Always an exciting time for me. The 'Volleyball' text above has me as excited about reading as I have been in a long time. The chapter on 'Biomechanics of Jumping' alone is worth the price of the whole book.

In the picture you can also see the bottom half of Dan Pfaff's General Strength DVD to the right. Dan Pfaff is my current man crush and his thought process alone paralyzes me. His presentations for the TCACC (2005) on training theory/chronic loading where he discusses 'enzymatic routing and fascial connections' made so much sense to me and yet requires so much more study to really make the concepts concrete and applicable. Many experts can have this effect on others where they can communicate something so eloquently you feel much more confident in your knowledge of the material than you should be.

Also on my list of reading for the new couple of weeks:

Oschman, James. Energy Medicine: The Scientific Basis (A Pfaff Recommendation)

Wooden, John. Coach Wooden's Pyramid of Success: Building Blocks for a Better Life (Just the connection of brick and mortar life qualities hit me hard)

Ericsson, K. Anders. Expert Performance in Sports. (The Reference everyone references when it comes to expert performance)

Collins, Jim. How The Mighty Fall. (Good to Great was, ha, great so this should be a good, no, great read. The five step-wise stages of decline introduced on the book's jacket was enough to lock this one in my sights)

Stone, Michael H. Principles and Practice of Resistance Training. (Reading through this one for the 3rd time. My reading pace is either much slower than everyone else or I have less confidence in my mastery of the material. A little bit of column A, a little bit of column B...)

As for summer training, I am looking at this summer as improving on and extending our performance from the spring. Some of my plyometric progressions have developed much differently than those of my mentors but I have confidence in my ability to manage the distribution of intensity/volume appropriately. Some of the work we have done in the spring has helped my practical understanding of said management skills and I will apply this knowledge as best as I can to our summer programming. To say that I am not always fascinated and always learning would not give the body's adaptive processes enough credit...

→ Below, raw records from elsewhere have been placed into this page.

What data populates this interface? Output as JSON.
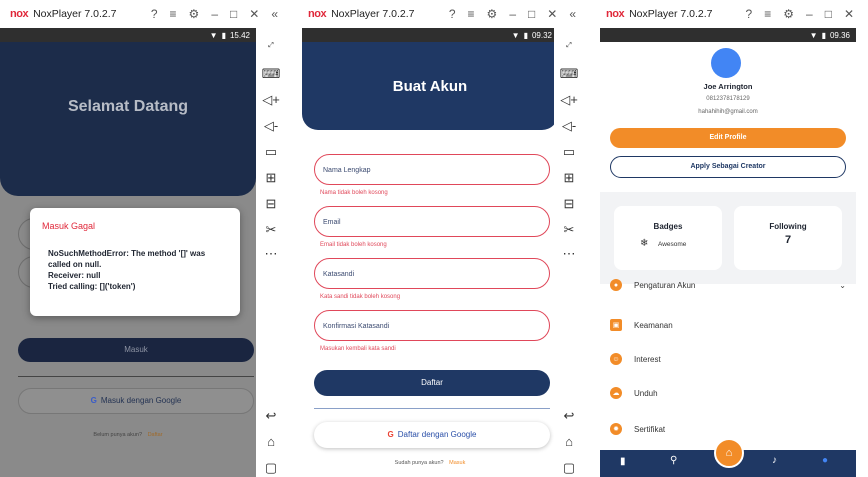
{
  "windows": [
    {
      "app_name": "NoxPlayer 7.0.2.7",
      "status_time": "15.42",
      "welcome_title": "Selamat Datang",
      "dialog": {
        "title": "Masuk Gagal",
        "message": "NoSuchMethodError: The method '[]' was called on null.\nReceiver: null\nTried calling: []('token')"
      },
      "login_button": "Masuk",
      "google_button": "Masuk dengan Google",
      "no_account": "Belum punya akun?",
      "register_link": "Daftar"
    },
    {
      "app_name": "NoxPlayer 7.0.2.7",
      "status_time": "09.32",
      "title": "Buat Akun",
      "fields": [
        {
          "placeholder": "Nama Lengkap",
          "error": "Nama tidak boleh kosong"
        },
        {
          "placeholder": "Email",
          "error": "Email tidak boleh kosong"
        },
        {
          "placeholder": "Katasandi",
          "error": "Kata sandi tidak boleh kosong"
        },
        {
          "placeholder": "Konfirmasi Katasandi",
          "error": "Masukan kembali kata sandi"
        }
      ],
      "register_button": "Daftar",
      "google_button": "Daftar dengan Google",
      "have_account": "Sudah punya akun?",
      "login_link": "Masuk"
    },
    {
      "app_name": "NoxPlayer 7.0.2.7",
      "status_time": "09.36",
      "profile": {
        "name": "Joe Arrington",
        "phone": "0812378178129",
        "email": "hahahihih@gmail.com"
      },
      "edit_profile": "Edit Profile",
      "apply_creator": "Apply Sebagai Creator",
      "badges": {
        "title": "Badges",
        "item": "Awesome"
      },
      "following": {
        "title": "Following",
        "count": "7"
      },
      "menu": [
        {
          "label": "Pengaturan Akun",
          "icon": "user-icon"
        },
        {
          "label": "Keamanan",
          "icon": "lock-icon"
        },
        {
          "label": "Interest",
          "icon": "smile-icon"
        },
        {
          "label": "Unduh",
          "icon": "cloud-download-icon"
        },
        {
          "label": "Sertifikat",
          "icon": "badge-icon"
        }
      ]
    }
  ],
  "colors": {
    "navy": "#1f3864",
    "orange": "#f28c28",
    "error": "#e0485a",
    "profile_blue": "#4285f4",
    "nox_red": "#e0283a"
  }
}
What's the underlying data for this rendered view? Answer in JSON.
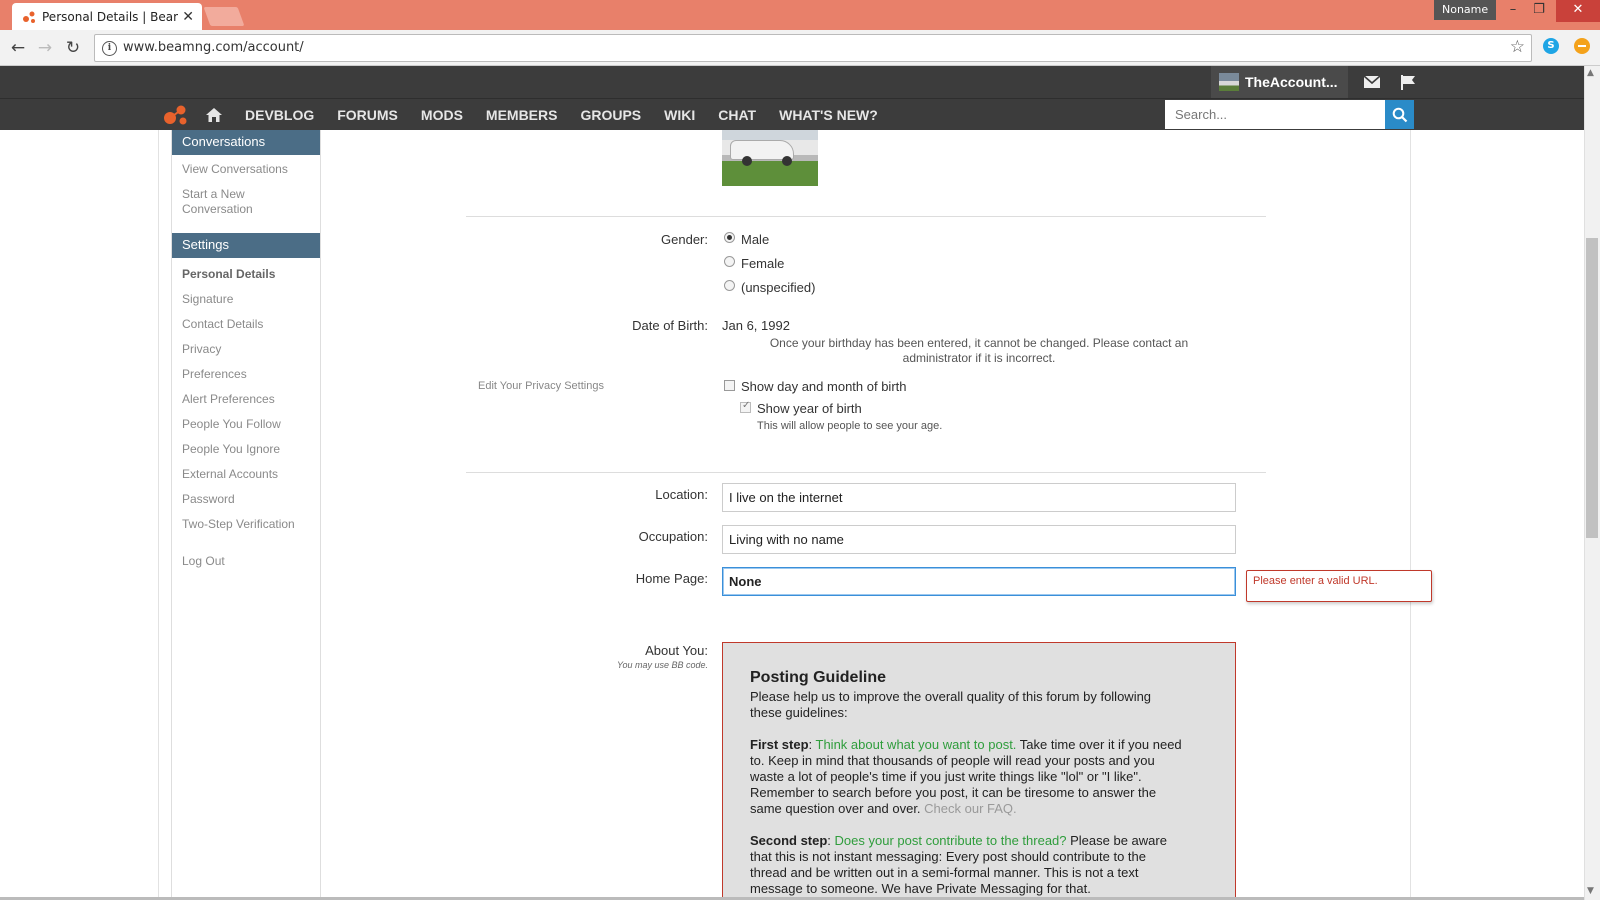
{
  "browser": {
    "tab_title": "Personal Details | BeamNG",
    "url": "www.beamng.com/account/",
    "profile_name": "Noname",
    "min_label": "–",
    "restore_label": "❐",
    "close_label": "✕"
  },
  "site": {
    "account_name": "TheAccount...",
    "nav": [
      "DEVBLOG",
      "FORUMS",
      "MODS",
      "MEMBERS",
      "GROUPS",
      "WIKI",
      "CHAT",
      "WHAT'S NEW?"
    ],
    "search_placeholder": "Search...",
    "accent_color": "#2a8bc8",
    "logo_color": "#e8622c"
  },
  "sidebar": {
    "conversations_header": "Conversations",
    "conversation_items": [
      "View Conversations",
      "Start a New",
      "Conversation"
    ],
    "settings_header": "Settings",
    "settings_items": [
      "Personal Details",
      "Signature",
      "Contact Details",
      "Privacy",
      "Preferences",
      "Alert Preferences",
      "People You Follow",
      "People You Ignore",
      "External Accounts",
      "Password",
      "Two-Step Verification"
    ],
    "logout": "Log Out"
  },
  "form": {
    "gender_label": "Gender:",
    "gender_options": [
      "Male",
      "Female",
      "(unspecified)"
    ],
    "gender_selected": "Male",
    "dob_label": "Date of Birth:",
    "dob_value": "Jan 6, 1992",
    "dob_note_line1": "Once your birthday has been entered, it cannot be changed. Please contact an",
    "dob_note_line2": "administrator if it is incorrect.",
    "privacy_link": "Edit Your Privacy Settings",
    "show_day_month": "Show day and month of birth",
    "show_year": "Show year of birth",
    "show_year_note": "This will allow people to see your age.",
    "location_label": "Location:",
    "location_value": "I live on the internet",
    "occupation_label": "Occupation:",
    "occupation_value": "Living with no name",
    "homepage_label": "Home Page:",
    "homepage_value": "None",
    "homepage_error": "Please enter a valid URL.",
    "about_label": "About You:",
    "about_note": "You may use BB code."
  },
  "guideline": {
    "title": "Posting Guideline",
    "intro_1": "Please help us to improve the overall quality of this forum by following",
    "intro_2": "these guidelines:",
    "first_label": "First step",
    "first_sep": ": ",
    "first_highlight": "Think about what you want to post.",
    "first_rest_1": " Take time over it if you need",
    "first_line_2": "to. Keep in mind that thousands of people will read your posts and you",
    "first_line_3": "waste a lot of people's time if you just write things like \"lol\" or \"I like\".",
    "first_line_4": "Remember to search before you post, it can be tiresome to answer the",
    "first_line_5": "same question over and over. ",
    "first_link": "Check our FAQ.",
    "second_label": "Second step",
    "second_sep": ": ",
    "second_highlight": "Does your post contribute to the thread?",
    "second_rest_1": " Please be aware",
    "second_line_2": "that this is not instant messaging: Every post should contribute to the",
    "second_line_3": "thread and be written out in a semi-formal manner. This is not a text",
    "second_line_4": "message to someone. We have Private Messaging for that."
  }
}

One methodology concept I have been working hard on is that of stable variation. I plan to elaborate much more on this later but essentially I rotate the speed/power stimulus in nearly every session on a weekly or bi-weekly basis while stabilizing our strength work by using sessions with more consistency in the stimulus (more linear to slightly non-linear depending on several factors). My feeling is that when we are evaluating the complexity of physical development we have to not just think of the weight on the bar (although this is an obvious indicator for success). There also must be concern for an appropriate level of coordination development that teaches the athlete to be flexible in the performance of motor tasks. When athletes lack this level of coordination you will find less transfer from general to specific work.

I am also finishing part deux of my principles of volleyball performance training article focused on methodology. Part I was a little lengthy for most readers so I'm hoping I can be a bit more brief.